Mardi, peu avant l’annonce de la société italienne, le porte-parole en chef de la Commission a à nouveau indiqué que l’ouverture d’un deuxième compte libellé en roubles auprès de Gazprombank allait « au-delà de ce que nous avons dit être autorisés dans les orientations données aux États membres » et contrevenait ainsi aux sanctions.
Rappelons toutefois que la tâche de poursuivre les entreprises énergétiques qui contreviennent aux indications de la Commission européenne incombe aux gouvernements nationaux, car ce sont eux qui sont chargés de faire appliquer le régime des sanctions de l’Union européenne. Or, la décision d’Eni « a été partagée avec les institutions italiennes », a souligné le groupe, ajoutant qu’il s’agissait d’éviter « une rupture potentielle de l’approvisionnement » en gaz.

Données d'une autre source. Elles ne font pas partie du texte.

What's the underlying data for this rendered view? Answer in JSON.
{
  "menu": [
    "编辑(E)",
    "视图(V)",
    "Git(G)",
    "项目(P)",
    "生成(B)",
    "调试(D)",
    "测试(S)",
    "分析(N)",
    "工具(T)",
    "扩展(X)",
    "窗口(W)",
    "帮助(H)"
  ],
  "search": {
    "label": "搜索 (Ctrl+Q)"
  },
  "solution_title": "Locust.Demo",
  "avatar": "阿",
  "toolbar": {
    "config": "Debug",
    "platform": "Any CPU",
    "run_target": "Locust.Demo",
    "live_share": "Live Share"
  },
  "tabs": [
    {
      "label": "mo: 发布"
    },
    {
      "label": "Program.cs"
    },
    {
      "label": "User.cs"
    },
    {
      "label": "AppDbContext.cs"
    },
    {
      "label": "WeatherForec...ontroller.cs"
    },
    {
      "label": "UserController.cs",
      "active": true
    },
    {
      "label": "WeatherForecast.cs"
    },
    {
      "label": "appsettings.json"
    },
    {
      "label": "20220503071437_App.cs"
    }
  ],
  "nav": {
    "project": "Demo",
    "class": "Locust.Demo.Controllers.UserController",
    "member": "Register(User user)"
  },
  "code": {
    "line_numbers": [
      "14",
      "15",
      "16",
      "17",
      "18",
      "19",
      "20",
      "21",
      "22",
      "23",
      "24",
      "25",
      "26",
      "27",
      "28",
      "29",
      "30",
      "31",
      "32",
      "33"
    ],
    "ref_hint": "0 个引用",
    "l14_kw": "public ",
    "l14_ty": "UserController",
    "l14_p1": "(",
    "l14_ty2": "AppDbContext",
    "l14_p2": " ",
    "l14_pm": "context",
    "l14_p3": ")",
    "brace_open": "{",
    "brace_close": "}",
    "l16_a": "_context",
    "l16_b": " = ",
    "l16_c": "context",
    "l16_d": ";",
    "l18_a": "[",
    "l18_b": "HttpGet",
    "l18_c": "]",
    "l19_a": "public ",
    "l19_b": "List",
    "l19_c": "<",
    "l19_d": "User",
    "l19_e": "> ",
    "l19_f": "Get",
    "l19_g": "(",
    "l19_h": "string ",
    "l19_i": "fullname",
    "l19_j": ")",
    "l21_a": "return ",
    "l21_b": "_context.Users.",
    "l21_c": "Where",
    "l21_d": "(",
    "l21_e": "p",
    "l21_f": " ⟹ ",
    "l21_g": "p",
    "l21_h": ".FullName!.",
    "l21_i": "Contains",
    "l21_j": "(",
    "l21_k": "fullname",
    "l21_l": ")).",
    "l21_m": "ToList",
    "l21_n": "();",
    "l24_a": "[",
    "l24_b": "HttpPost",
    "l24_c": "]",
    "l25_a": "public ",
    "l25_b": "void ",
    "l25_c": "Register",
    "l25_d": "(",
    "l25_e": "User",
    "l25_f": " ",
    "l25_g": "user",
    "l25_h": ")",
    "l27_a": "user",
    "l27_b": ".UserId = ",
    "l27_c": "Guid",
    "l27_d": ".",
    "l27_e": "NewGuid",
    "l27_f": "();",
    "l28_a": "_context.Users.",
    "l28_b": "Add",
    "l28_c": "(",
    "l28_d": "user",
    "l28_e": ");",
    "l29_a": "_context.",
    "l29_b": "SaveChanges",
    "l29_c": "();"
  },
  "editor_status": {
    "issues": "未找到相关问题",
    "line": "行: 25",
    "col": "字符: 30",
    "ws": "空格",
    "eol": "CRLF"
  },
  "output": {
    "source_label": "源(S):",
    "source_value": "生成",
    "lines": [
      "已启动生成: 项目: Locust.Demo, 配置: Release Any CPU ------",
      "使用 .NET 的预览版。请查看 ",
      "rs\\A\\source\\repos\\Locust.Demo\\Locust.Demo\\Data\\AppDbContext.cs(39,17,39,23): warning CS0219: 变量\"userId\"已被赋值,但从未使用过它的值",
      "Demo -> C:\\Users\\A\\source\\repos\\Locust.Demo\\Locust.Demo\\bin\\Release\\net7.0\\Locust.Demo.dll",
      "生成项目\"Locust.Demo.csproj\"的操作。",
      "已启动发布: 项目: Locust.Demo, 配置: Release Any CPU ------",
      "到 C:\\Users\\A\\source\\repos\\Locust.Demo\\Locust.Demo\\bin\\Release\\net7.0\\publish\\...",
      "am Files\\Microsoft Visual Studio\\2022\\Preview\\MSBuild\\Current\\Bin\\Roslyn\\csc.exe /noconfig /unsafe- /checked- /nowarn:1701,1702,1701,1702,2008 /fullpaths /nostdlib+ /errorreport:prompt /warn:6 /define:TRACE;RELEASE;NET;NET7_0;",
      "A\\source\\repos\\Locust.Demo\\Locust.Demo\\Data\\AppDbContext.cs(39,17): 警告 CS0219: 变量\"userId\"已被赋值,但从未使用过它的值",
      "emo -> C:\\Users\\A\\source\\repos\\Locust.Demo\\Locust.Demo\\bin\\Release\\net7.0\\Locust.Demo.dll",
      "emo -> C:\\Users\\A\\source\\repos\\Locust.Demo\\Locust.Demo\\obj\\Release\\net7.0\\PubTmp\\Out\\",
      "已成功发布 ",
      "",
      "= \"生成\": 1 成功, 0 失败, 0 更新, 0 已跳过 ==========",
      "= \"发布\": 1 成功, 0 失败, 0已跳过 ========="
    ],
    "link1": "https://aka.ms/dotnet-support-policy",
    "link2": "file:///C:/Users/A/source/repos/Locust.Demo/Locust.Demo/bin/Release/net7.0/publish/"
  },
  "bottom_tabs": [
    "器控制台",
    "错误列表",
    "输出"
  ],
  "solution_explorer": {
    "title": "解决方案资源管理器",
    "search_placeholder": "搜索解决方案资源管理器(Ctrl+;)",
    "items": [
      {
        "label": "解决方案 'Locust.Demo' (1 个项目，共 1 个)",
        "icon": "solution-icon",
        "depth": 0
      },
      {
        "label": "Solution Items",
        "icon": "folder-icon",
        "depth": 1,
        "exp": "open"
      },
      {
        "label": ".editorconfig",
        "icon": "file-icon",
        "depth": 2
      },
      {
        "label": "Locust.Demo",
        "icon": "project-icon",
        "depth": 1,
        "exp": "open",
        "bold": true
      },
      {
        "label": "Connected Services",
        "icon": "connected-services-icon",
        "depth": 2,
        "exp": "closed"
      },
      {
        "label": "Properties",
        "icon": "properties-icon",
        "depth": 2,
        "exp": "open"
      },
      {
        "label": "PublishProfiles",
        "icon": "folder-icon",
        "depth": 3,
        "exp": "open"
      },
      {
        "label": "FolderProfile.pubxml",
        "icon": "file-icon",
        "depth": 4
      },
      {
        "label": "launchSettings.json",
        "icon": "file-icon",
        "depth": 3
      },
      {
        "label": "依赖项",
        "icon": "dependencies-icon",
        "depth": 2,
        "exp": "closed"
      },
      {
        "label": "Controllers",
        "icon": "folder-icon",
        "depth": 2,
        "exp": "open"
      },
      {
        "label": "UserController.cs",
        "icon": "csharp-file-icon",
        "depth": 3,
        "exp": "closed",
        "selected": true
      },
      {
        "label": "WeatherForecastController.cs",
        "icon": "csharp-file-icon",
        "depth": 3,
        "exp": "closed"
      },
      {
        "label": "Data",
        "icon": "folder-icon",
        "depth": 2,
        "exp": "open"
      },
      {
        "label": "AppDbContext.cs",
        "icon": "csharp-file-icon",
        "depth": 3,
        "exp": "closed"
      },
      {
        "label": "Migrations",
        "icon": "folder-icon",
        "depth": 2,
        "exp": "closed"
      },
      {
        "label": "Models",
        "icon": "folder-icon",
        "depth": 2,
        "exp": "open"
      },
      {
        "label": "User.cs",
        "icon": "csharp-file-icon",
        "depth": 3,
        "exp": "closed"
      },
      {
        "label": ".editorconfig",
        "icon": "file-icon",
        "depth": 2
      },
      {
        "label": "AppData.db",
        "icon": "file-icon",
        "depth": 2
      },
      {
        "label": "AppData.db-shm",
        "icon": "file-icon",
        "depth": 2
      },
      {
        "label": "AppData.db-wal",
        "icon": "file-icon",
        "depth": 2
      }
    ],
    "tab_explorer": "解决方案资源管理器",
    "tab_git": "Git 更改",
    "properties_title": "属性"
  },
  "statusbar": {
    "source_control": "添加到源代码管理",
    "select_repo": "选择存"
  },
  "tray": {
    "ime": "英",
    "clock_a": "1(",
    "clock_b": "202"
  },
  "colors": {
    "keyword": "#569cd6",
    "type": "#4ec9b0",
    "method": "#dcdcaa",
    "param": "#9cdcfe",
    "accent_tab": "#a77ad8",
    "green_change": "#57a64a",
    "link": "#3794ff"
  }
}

Les responsables politiques italiens disent que la situation actuelle est floue et estiment donc ne pas être en total désaccord avec la Commission. Il y a deux semaines, Mario Draghi, réclamant que la Commission exprime un avis juridique clair sur la question, avait pourtant assuré que son pays suivrait les indications de Bruxelles, promettant « qu’il n’y aurait pas de distinction entre l’Italie et les autres ».